Message par tom léo le Dim 18 Déc - 15:30

Abdelaziz Baraka SAKIN
Né en 1963


Abdelaziz Baraka Sakin est né le 1.1.1963 à Kassala à l'Est du Soudan, ses racines sont au Darfour et au Tchad voisins. Il est diplômé en gestion de l'université d'Assiout en Égypte, mais il a exercé de nombreux métiers au cours de sa vie : couturier, ouvrier, maçon, enseignant, conseiller à l'ONU, bénévole dans des ONG. Publiée en Egypte ou en Syrie, son oeuvre très appréciée des lecteurs soudanais circule clandestinement au Soudan. Il aborde la guerre civile et la dictature au Soudan.

Quand il reçoit en 2009 le prestigieux prix Tayeb Salih, remis à la Foire du livre de Khartoum pour son roman The Jungo - Stakes of the Earth, tous ses livres sont aussitôt saisis et détruits par les autorités. Soit disant pour des contenus d'ordre sexuel… (un prétexte!). Il s'exile alors en Autriche où il obtient l'asile politique. Il y réside depuis. « Le Messie du Darfour » est son premier roman traduit en français. A part, il y a deux contes « simples » pour enfants en français, mais son œuvre est riche : Nouvelles, Fables, Romans, mais pas encore accessible, écrite en arabe. Ses livres très appréciéssont publiés en Egypte et circulent clandestinement au Soudan.

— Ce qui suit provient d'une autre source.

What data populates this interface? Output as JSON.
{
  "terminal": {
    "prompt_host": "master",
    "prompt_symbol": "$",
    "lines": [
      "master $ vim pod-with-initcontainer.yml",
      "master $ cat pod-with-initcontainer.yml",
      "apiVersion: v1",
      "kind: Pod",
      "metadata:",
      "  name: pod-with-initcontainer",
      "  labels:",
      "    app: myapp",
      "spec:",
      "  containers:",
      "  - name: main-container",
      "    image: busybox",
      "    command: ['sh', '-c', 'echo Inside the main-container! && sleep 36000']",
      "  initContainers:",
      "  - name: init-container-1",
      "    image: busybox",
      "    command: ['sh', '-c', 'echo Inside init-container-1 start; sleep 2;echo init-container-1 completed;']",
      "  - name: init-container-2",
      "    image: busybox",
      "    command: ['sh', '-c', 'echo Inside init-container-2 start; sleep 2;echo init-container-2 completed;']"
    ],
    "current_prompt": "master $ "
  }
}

Il collabore avec plusieurs magazines de langue arabe : Al Arabi Magazine (Loweit), Al Naqid Magazine (Londres), Nazwa magazine (Oman), Revue d'études palestiniennes (Paris, en français), Doha Magazine, Banipal (Londres), et Dastoor Newspaper (Londres).

Il dit : « C'est la guerre qui me force d'écrire sur elle. Elle m'a coincé comme personne et écrivain. »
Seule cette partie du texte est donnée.